Your determined spirit helped you perform well. That kid was so sly. But your spirit, your tenacity, your strength helped me produce something amazing to prove to doubters what was possible. Maybe, no most likely, (it’s difficult to remember, but I know myself) that you did great things to help keep my mind off of my general disposition, but also to hide what you felt about yourself, and whatever I figured everyone else felt about me. That was kind of childish. I guess that was. your motive until you were 38 years old. By then you couldn’t discern real normal from pretend normal, and functional adult from adapted and wounded child. You controlled things, and made it seem like you were so reliable, and perfect. You could get others to believe you were the best…that’s one helluva skill…
But I’m new, now. I have a language for adulthood. I have people who need me to be on their team, to be a helper, to be a leader…I have those skills, and my bride knows I do, so manipulation is generally futile. I really don’t want that for her anyway. I don’t want my daughter to know that about me either. She’s so amazing! They both are. My family is so close, and how would I experience them if I only had manipulation on my mind? My bride can’t take on everything while I sit back and let her. My inner child still does a great job sometimes, somehow I get nurturing from it…I still need nurturing. Most of the time now I know how to ask. I have good thoughts, and advice, and I have a business to run etc. You know the vast world of adulting is a convolution no child should be asked to handle…But you’ve been grown for a long time, and yet Rick the adult has only relatively recently moved in, and you’re having trouble letting go of running the house.

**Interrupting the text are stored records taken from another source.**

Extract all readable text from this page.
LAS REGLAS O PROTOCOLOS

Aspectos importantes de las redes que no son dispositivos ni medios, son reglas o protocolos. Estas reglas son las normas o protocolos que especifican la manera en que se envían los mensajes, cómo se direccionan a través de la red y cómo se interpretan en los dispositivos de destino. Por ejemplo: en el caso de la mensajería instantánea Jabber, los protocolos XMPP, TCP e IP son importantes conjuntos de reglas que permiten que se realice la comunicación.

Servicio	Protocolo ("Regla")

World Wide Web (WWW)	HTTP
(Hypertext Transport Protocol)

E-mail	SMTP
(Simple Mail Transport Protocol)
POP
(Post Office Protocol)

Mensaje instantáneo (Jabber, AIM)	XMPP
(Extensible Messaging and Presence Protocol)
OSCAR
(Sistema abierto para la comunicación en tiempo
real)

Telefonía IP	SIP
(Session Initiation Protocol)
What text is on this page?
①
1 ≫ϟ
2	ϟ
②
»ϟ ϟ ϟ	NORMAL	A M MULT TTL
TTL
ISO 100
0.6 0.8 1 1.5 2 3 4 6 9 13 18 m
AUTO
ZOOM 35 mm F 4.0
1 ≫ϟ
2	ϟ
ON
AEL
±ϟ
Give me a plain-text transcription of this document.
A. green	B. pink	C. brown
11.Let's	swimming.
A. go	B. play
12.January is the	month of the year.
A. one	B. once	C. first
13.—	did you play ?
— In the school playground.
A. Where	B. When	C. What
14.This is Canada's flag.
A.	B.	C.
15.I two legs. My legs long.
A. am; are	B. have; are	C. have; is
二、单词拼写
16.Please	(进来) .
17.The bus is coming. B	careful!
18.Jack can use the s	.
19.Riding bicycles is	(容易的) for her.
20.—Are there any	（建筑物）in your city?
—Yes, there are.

But I got this, I do. Please let go. You can rest now, go play! You can just sit back and enjoy the ride! We’ll go on adventures, I promise, but I’ve got to take on the adventure of adulting. It’s not bad, don’t be afraid…it’s actually good, no, great! Rick has a lot of useful things to teach you and the world. He has much to write, and deliver. Adult love is so much fuller, so much more abstract and capable of loving without needing tit for tat, revenge, sabotage, showing merciless animosity toward the gray area. You don’t tell on the others that don’t satisfy you, and then justify yourself for isolating them away from you…that’s super cool because you’re not as angry. What they do is their own, I won’t take their shit on. I’ll be there for them though if they want. I’ll show compassion, and empathy…I’ll throw a rope, and help them see things. I can do that for you too. I’ll stand right beside you. I’ll help you load the bags with lighter stuff. Everyone has baggage, and you’ll have to figure out what not to put in your bags. You’ll then have to carry them yourself. I can help you lift them, but I won’t do that for you. You’re strong…you’re a survivor, boy, you are. You’ve gritted your teeth and revved your adrenaline engine so youthfully many times! I love that about you!
We can do stuff together…that’s cool, I don’t mind a youthful companion…that’s helpful for an aging man…we can watch scary movies together, and peak out from the blanket together. And I love your imagination…love that…need that. But my creative adult is so much more expansive. You keep me dreaming, and that’s essential, and yet my adult knows that dreams are part of real life, and I can use my resources to make dyou didn’t really know that, and that’s ok. You were so good with animals too…I remember camping and your patience it took to sit there for a half an hour until a small squirrel came to you, to eat from your hand. I found that Rick, the adult can do that too…I can be an adult doing great things! Therefore the adult is needed now…I get to go and enjoy my bride too…adulting can be so much fun! But you get to go play, do what kids do…I’m good with it. Just be home by dinner time.